32:40 – (Ross) “I don’t believe when Mark Zuckerberg created Facebook, I mean, obviously he wasn’t seeing 400 steps in advance to, ‘Oh, this could be used as a political tool.’ ‘Oh, this could manipulate an entire election,’ when he thought, ‘let’s connect a bunch of people’s friends together on a platform.’ I don’t think he realized that memes would be so powerful as a means for manipulating people’s thoughts, for example. And these algorithms that choose to prioritize one thing or another, relatively small decisions.

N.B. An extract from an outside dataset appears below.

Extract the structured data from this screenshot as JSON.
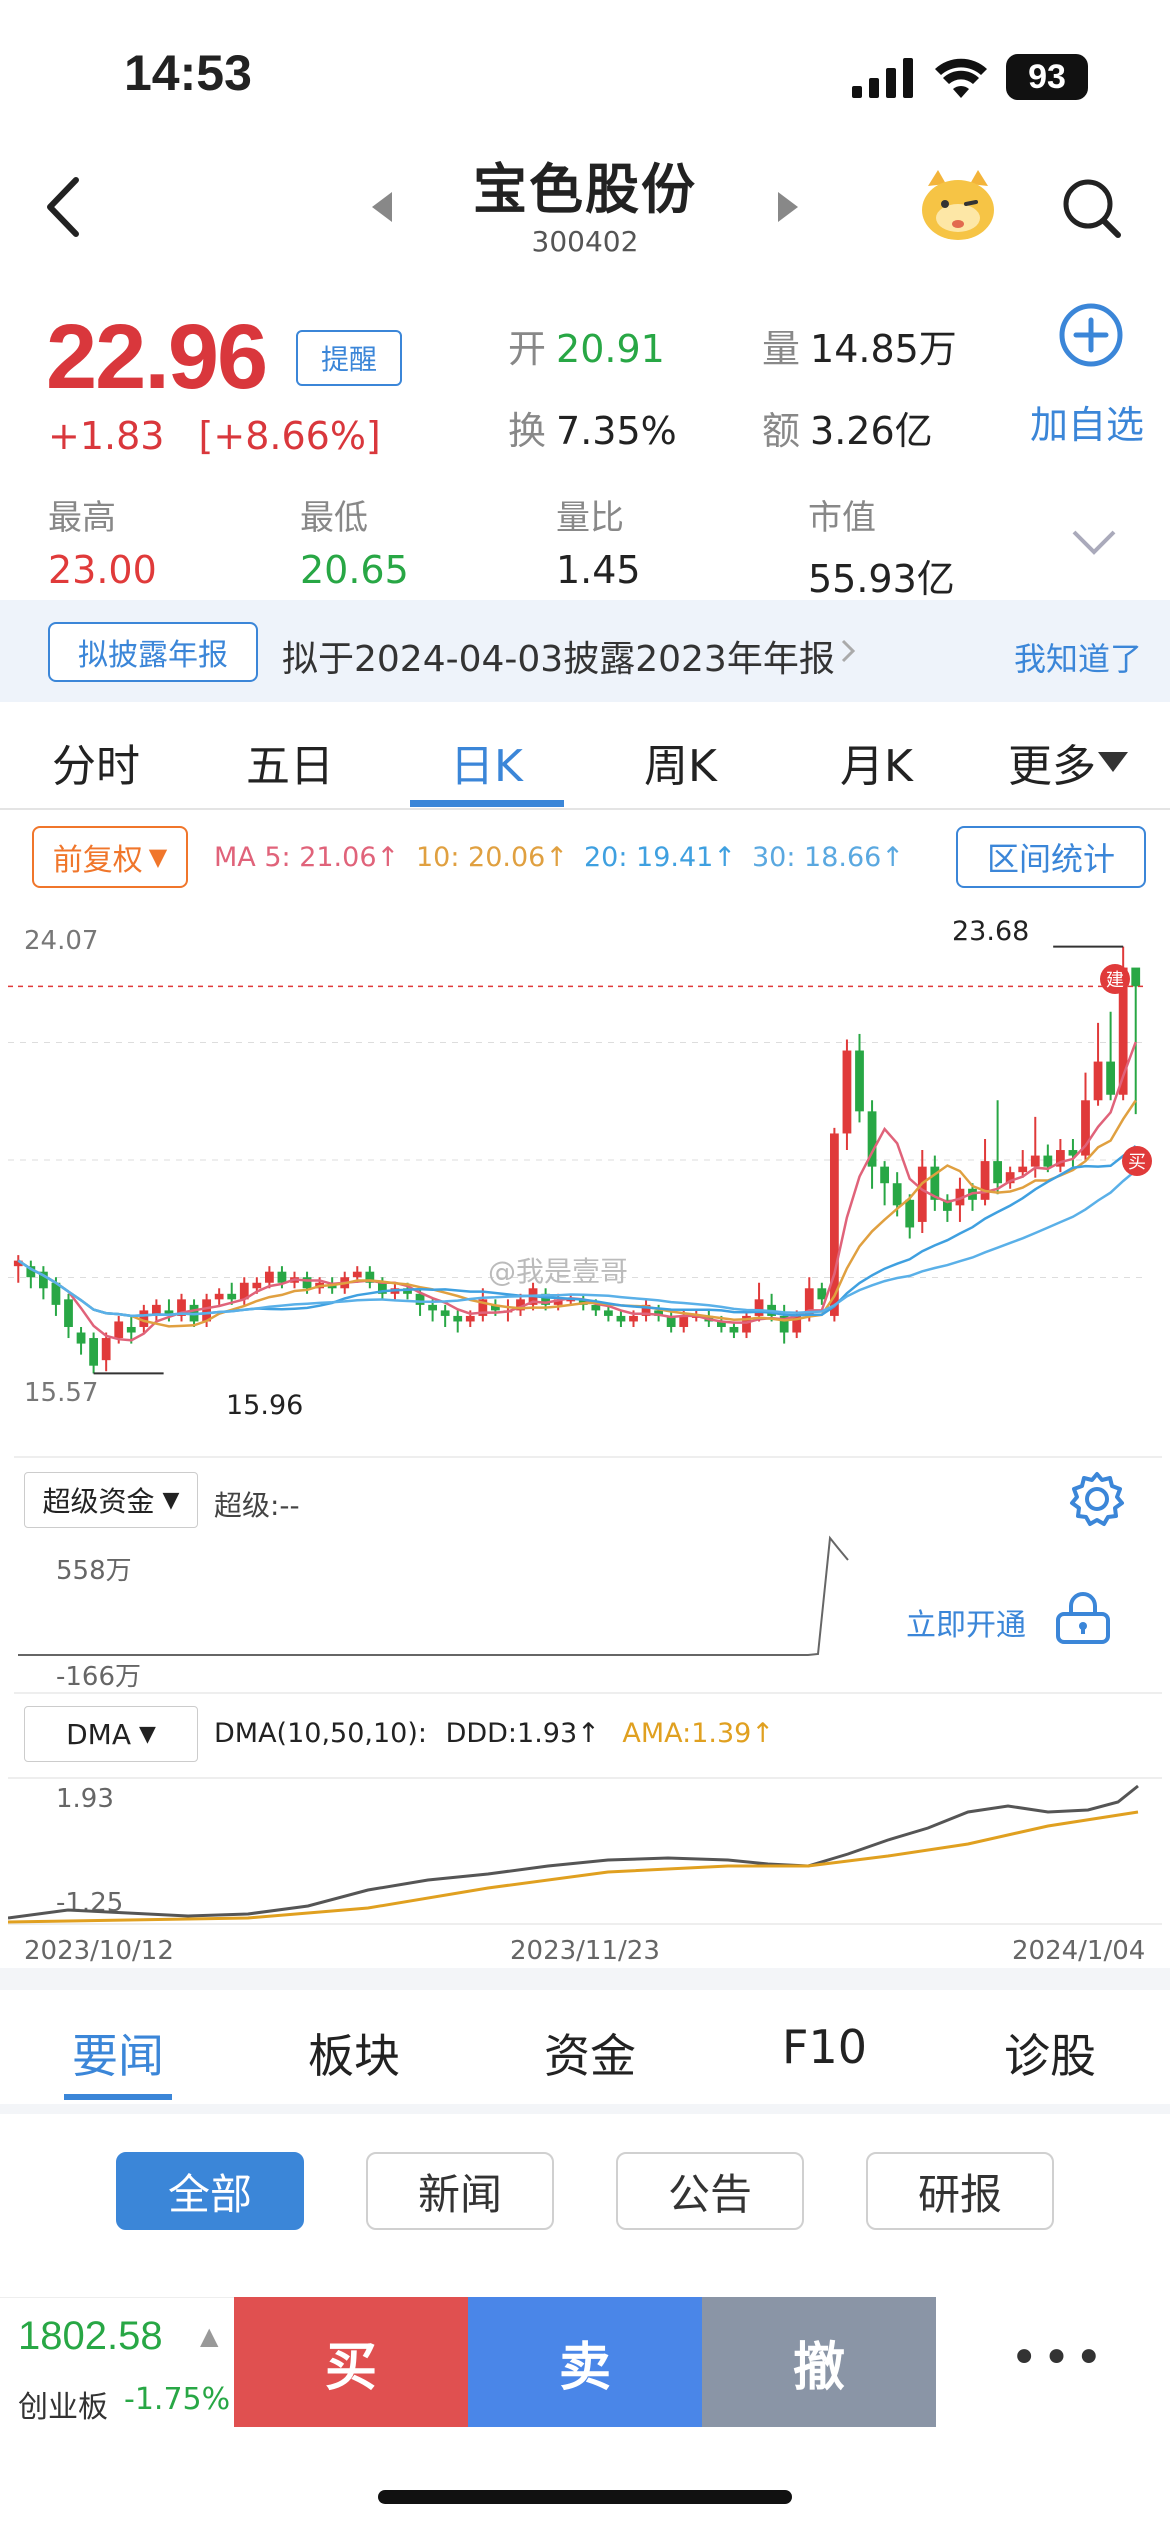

You say, ‘I’m just going to show you things that you like versus things that you don’t like.’ Seems harmless enough, right? But then you get echo chambers. Oh, it turns out there’s two different communities that never hear from each other, and they believe opposite things because they only each hear what they like. Whereas the other point of view would be something that they don’t like, which they’re less likely to engage with. So we live in an era of unintended consequences where it’s very hard to predict what’s going to happen or what the ten-year-on, 20-year-on, 30-year-on consequence of a decision we make today will be.”
39:50 – “What I do have is this recognition that this is important and knowing that if I don’t try to make this a better place for the future, who will? And if I’m not spending my time doing that, then why would someone else? I was meeting with some founders the other day, and I was speaking with a guy who works in finance…I was telling that we’d been doing this for nearly ten years, and he goes, ‘Is it easy?’ ‘No, it’s really fucking hard.’…And he’s like, ‘Do you ever think about quitting?’ I’m like, ‘Yeah, honestly,’ What keeps it going? If it weren’t hard, it wouldn’t be worth doing. If I weren’t doing this, I’d be doing something else that was hard, I hope. The hope that the work that I’m doing today benefits someone tomorrow just helps get you up in the morning.”

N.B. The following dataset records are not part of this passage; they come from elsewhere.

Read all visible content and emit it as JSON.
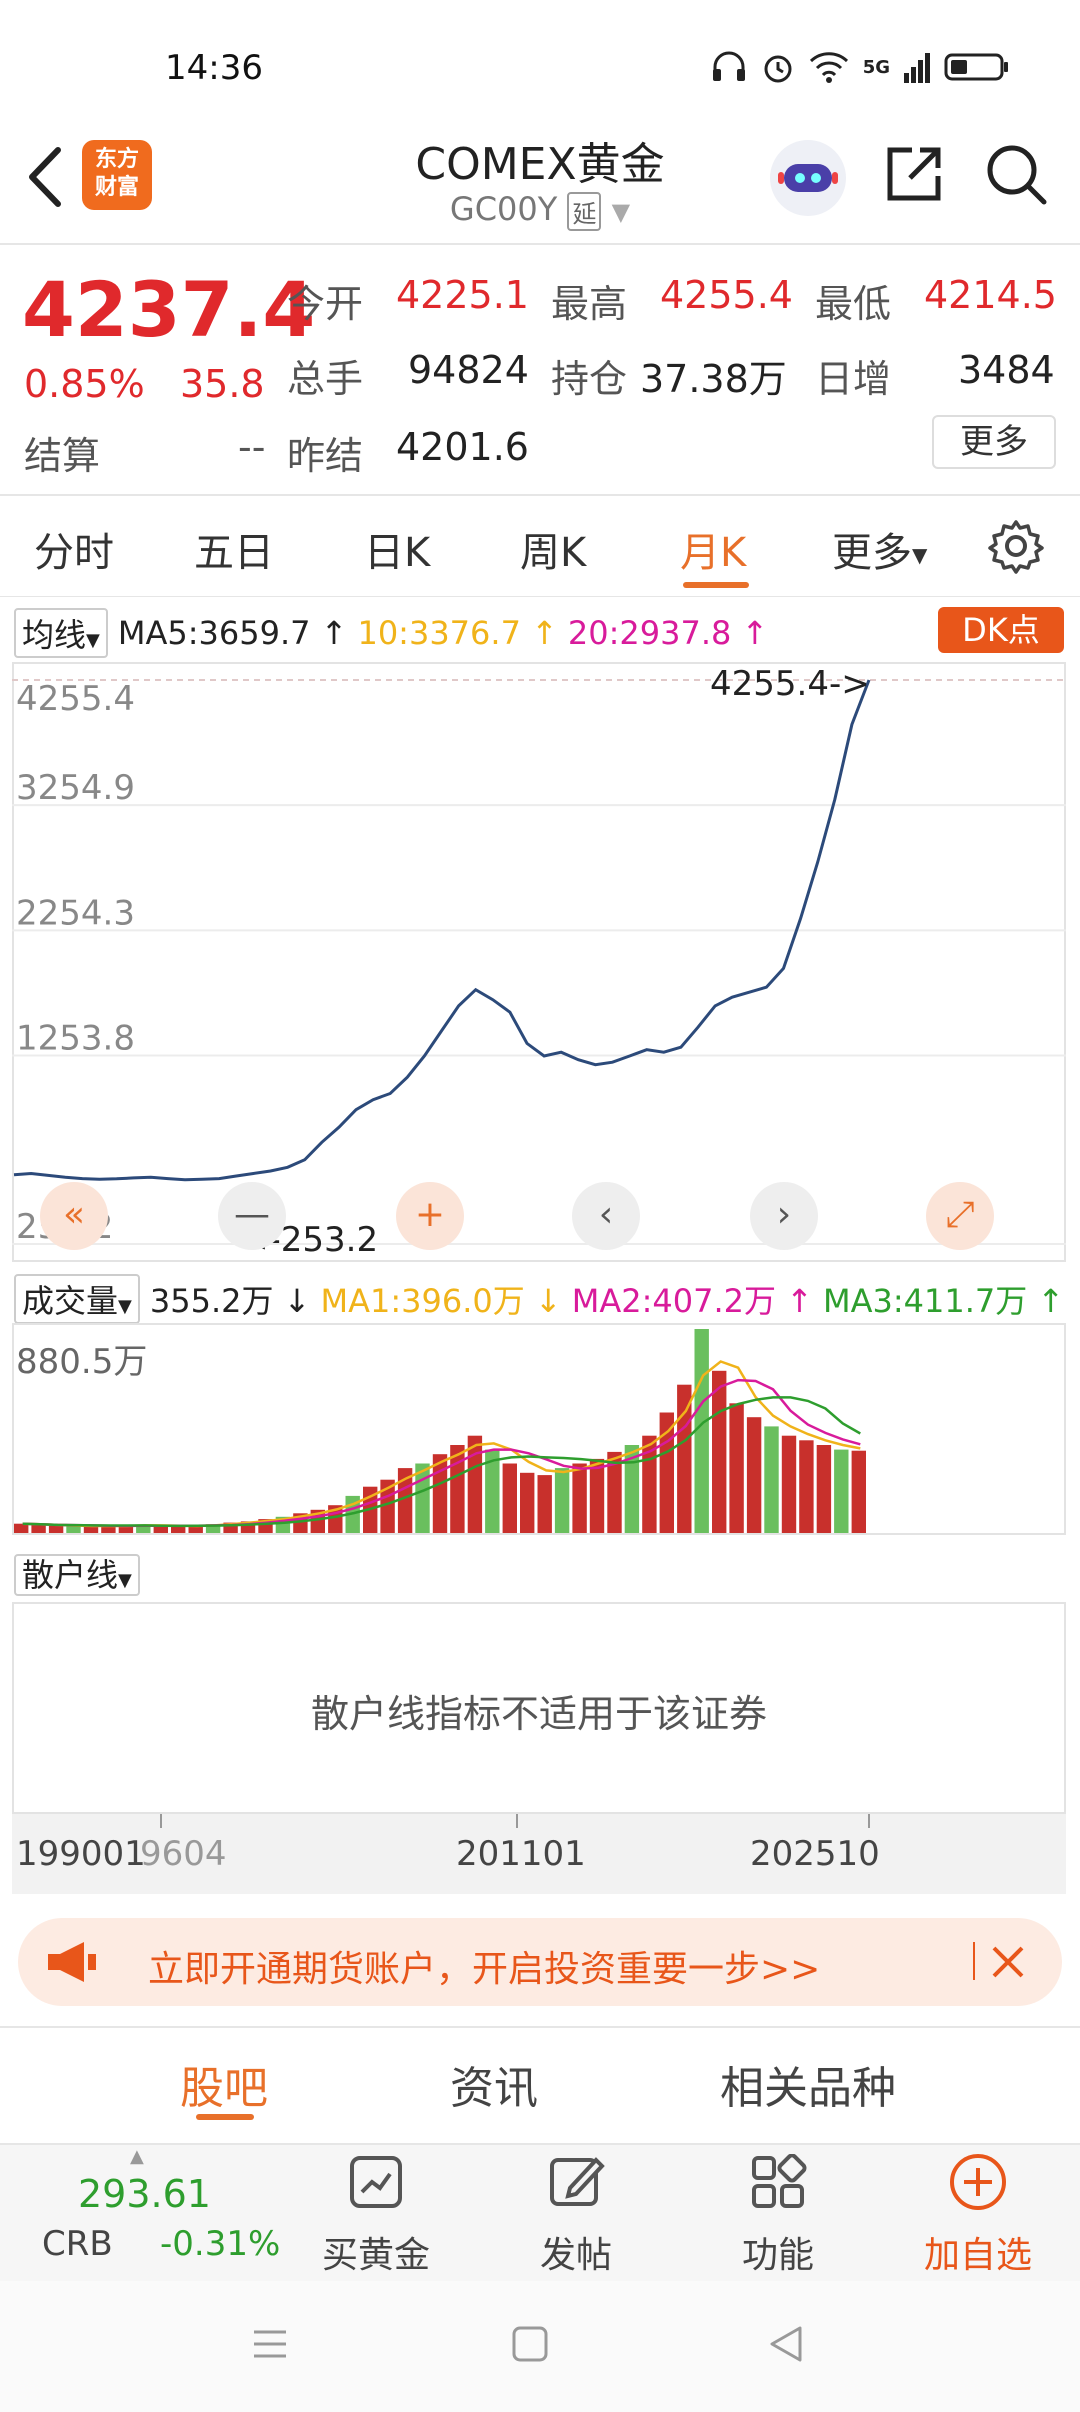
{
  "status": {
    "time": "14:36",
    "network": "5G"
  },
  "header": {
    "title": "COMEX黄金",
    "code": "GC00Y",
    "delay_badge": "延",
    "logo_text": "东方财富"
  },
  "quote": {
    "price": "4237.4",
    "change_pct": "0.85%",
    "change": "35.8",
    "open_label": "今开",
    "open": "4225.1",
    "high_label": "最高",
    "high": "4255.4",
    "low_label": "最低",
    "low": "4214.5",
    "volume_label": "总手",
    "volume": "94824",
    "oi_label": "持仓",
    "oi": "37.38万",
    "daily_inc_label": "日增",
    "daily_inc": "3484",
    "settle_label": "结算",
    "settle": "--",
    "prev_settle_label": "昨结",
    "prev_settle": "4201.6",
    "more": "更多"
  },
  "tabs": [
    "分时",
    "五日",
    "日K",
    "周K",
    "月K",
    "更多"
  ],
  "active_tab": "月K",
  "ma": {
    "selector": "均线",
    "ma5": "MA5:3659.7",
    "ma10": "10:3376.7",
    "ma20": "20:2937.8",
    "dk_button": "DK点"
  },
  "colors": {
    "accent": "#e8702a",
    "up": "#e0292c",
    "down": "#2e9e2e",
    "ma10": "#f0b31a",
    "ma20": "#d81b9b",
    "line": "#2c4a7a"
  },
  "chart_data": {
    "type": "line",
    "series": [
      {
        "values": [
          300,
          310,
          295,
          280,
          270,
          265,
          268,
          275,
          280,
          270,
          260,
          265,
          270,
          290,
          310,
          330,
          360,
          420,
          560,
          680,
          820,
          900,
          950,
          1080,
          1250,
          1450,
          1650,
          1780,
          1700,
          1600,
          1350,
          1250,
          1280,
          1220,
          1180,
          1200,
          1250,
          1300,
          1280,
          1320,
          1480,
          1650,
          1720,
          1760,
          1800,
          1950,
          2350,
          2800,
          3300,
          3900,
          4255.4
        ]
      }
    ],
    "ylim": [
      -253.2,
      4255.4
    ],
    "y_ticks": [
      "4255.4",
      "3254.9",
      "2254.3",
      "1253.8",
      "253.2"
    ],
    "max_annotation": "4255.4->",
    "min_annotation": "<-253.2",
    "x_ticks": [
      "199001",
      "9604",
      "201101",
      "202510"
    ]
  },
  "chart_controls": [
    "«",
    "—",
    "+",
    "‹",
    "›",
    "⤢"
  ],
  "volume": {
    "selector": "成交量",
    "current": "355.2万",
    "ma1": "MA1:396.0万",
    "ma2": "MA2:407.2万",
    "ma3": "MA3:411.7万",
    "max_label": "880.5万"
  },
  "volume_data": {
    "type": "bar",
    "values": [
      40,
      35,
      30,
      32,
      28,
      30,
      33,
      35,
      30,
      28,
      32,
      38,
      45,
      50,
      60,
      70,
      85,
      100,
      120,
      160,
      200,
      230,
      280,
      300,
      340,
      380,
      420,
      360,
      300,
      260,
      250,
      280,
      300,
      320,
      350,
      380,
      420,
      520,
      640,
      880.5,
      700,
      560,
      500,
      460,
      420,
      400,
      380,
      360,
      355.2
    ],
    "ylim": [
      0,
      880.5
    ]
  },
  "retail": {
    "selector": "散户线",
    "message": "散户线指标不适用于该证券"
  },
  "banner": {
    "text": "立即开通期货账户，开启投资重要一步>>"
  },
  "bottom_tabs": [
    "股吧",
    "资讯",
    "相关品种"
  ],
  "active_bottom_tab": "股吧",
  "toolbar": {
    "crb_value": "293.61",
    "crb_label": "CRB",
    "crb_change": "-0.31%",
    "buy_gold": "买黄金",
    "post": "发帖",
    "functions": "功能",
    "add_watch": "加自选"
  }
}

42:48 – “I was homeless for a short period of time when I was launching my first company, working three jobs, living in an apartment, eventually, that was like under construction, didn’t have heat or hot water, which in Michigan winter is not necessarily safe. I remember having to, having already graduated, not having access to a library after hours and waiting for a new student to walk in so that I could sneak into the library too, and have a place to work out of, sitting on one wall of my apartment that was closest to the cafe behind it so that I could use their Wi-Fi. And these are all first-world problems. But these were hard times that made me recognize that it could be so much worse. So, when I have a shitty day, when something doesn’t go right, I’ve had it worse. At the end of the day, it’s really not that serious. I’m still alive, I still have my family, I have friends. I know that I’m loved. I know that I love. And those are all, I think, really critical things.”
56:01 – “Your brain likes to be right and it is more difficult for your brain to process ways to anticipate how you might be wrong, than to reinforce worldviews, to dictate how you are right, which directly affects this. That it’s more difficult for me to think about, ‘Oh, what part of what you’re saying might be true? Why are you thinking this way? Where are you coming from?’ Those questions require more processing power.”